JAKARTA, PosSore — Pagi belum sepenuhnya terang saat Rukayah (47) menanak nasi di dapur mungil rumah kontrakannya di Cakung, Jakarta Timur. Tangannya cekatan menakar sisa beras di ember plastik, tak sampai setengah gelas. “Cuma cukup buat sarapan anak-anak,” ujarnya lirih. Ia tahu, untuk makan siang nanti ia harus berpikir lagi.

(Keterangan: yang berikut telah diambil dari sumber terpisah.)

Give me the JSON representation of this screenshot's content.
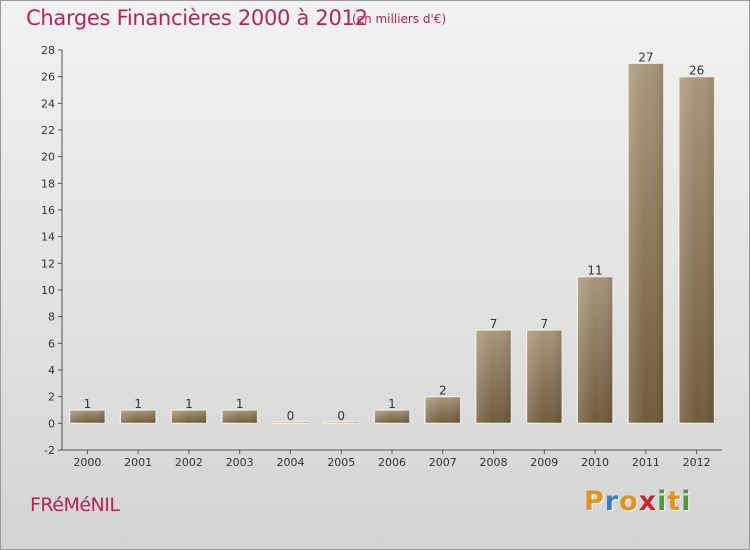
{
  "header": {
    "title": "Charges Financières 2000 à 2012",
    "subtitle": "(en milliers d'€)"
  },
  "footer": {
    "commune": "FRéMéNIL",
    "logo_letters": [
      "P",
      "r",
      "o",
      "x",
      "i",
      "t",
      "i"
    ],
    "logo_colors": [
      "#e2931f",
      "#3d7cc4",
      "#e2931f",
      "#c9262b",
      "#4e9b35",
      "#e2931f",
      "#4e9b35"
    ]
  },
  "chart_data": {
    "type": "bar",
    "title": "Charges Financières 2000 à 2012",
    "subtitle": "(en milliers d'€)",
    "xlabel": "",
    "ylabel": "",
    "categories": [
      "2000",
      "2001",
      "2002",
      "2003",
      "2004",
      "2005",
      "2006",
      "2007",
      "2008",
      "2009",
      "2010",
      "2011",
      "2012"
    ],
    "values": [
      1,
      1,
      1,
      1,
      0,
      0,
      1,
      2,
      7,
      7,
      11,
      27,
      26
    ],
    "data_labels": [
      "1",
      "1",
      "1",
      "1",
      "0",
      "0",
      "1",
      "2",
      "7",
      "7",
      "11",
      "27",
      "26"
    ],
    "ylim": [
      -2,
      28
    ],
    "yticks": [
      -2,
      0,
      2,
      4,
      6,
      8,
      10,
      12,
      14,
      16,
      18,
      20,
      22,
      24,
      26,
      28
    ],
    "grid": false,
    "legend": "none",
    "bar_color": "#8c7656"
  }
}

Rukayah bukan satu-satunya. Di banyak sudut Indonesia—dari kota besar hingga desa-desa yang jauh dari pantauan kamera—jutaan keluarga tengah bertahan dalam situasi serupa. Saban hari, mereka mesti pandai-pandai mengatur isi dapur, berharap harga beras tidak naik lagi, atau berharap bantuan dari pemerintah benar-benar datang.
Harapan itu kini kembali datang. Perum BULOG menyatakan siap sepenuhnya untuk menyalurkan bantuan pangan beras kepada 18.277.083 keluarga penerima manfaat di seluruh Indonesia. Penyaluran ini merupakan bagian dari program penebalan bantuan sosial tahun 2025, yang dimaksudkan untuk memperkuat jaring pengaman sosial dan menahan laju inflasi pangan, khususnya beras.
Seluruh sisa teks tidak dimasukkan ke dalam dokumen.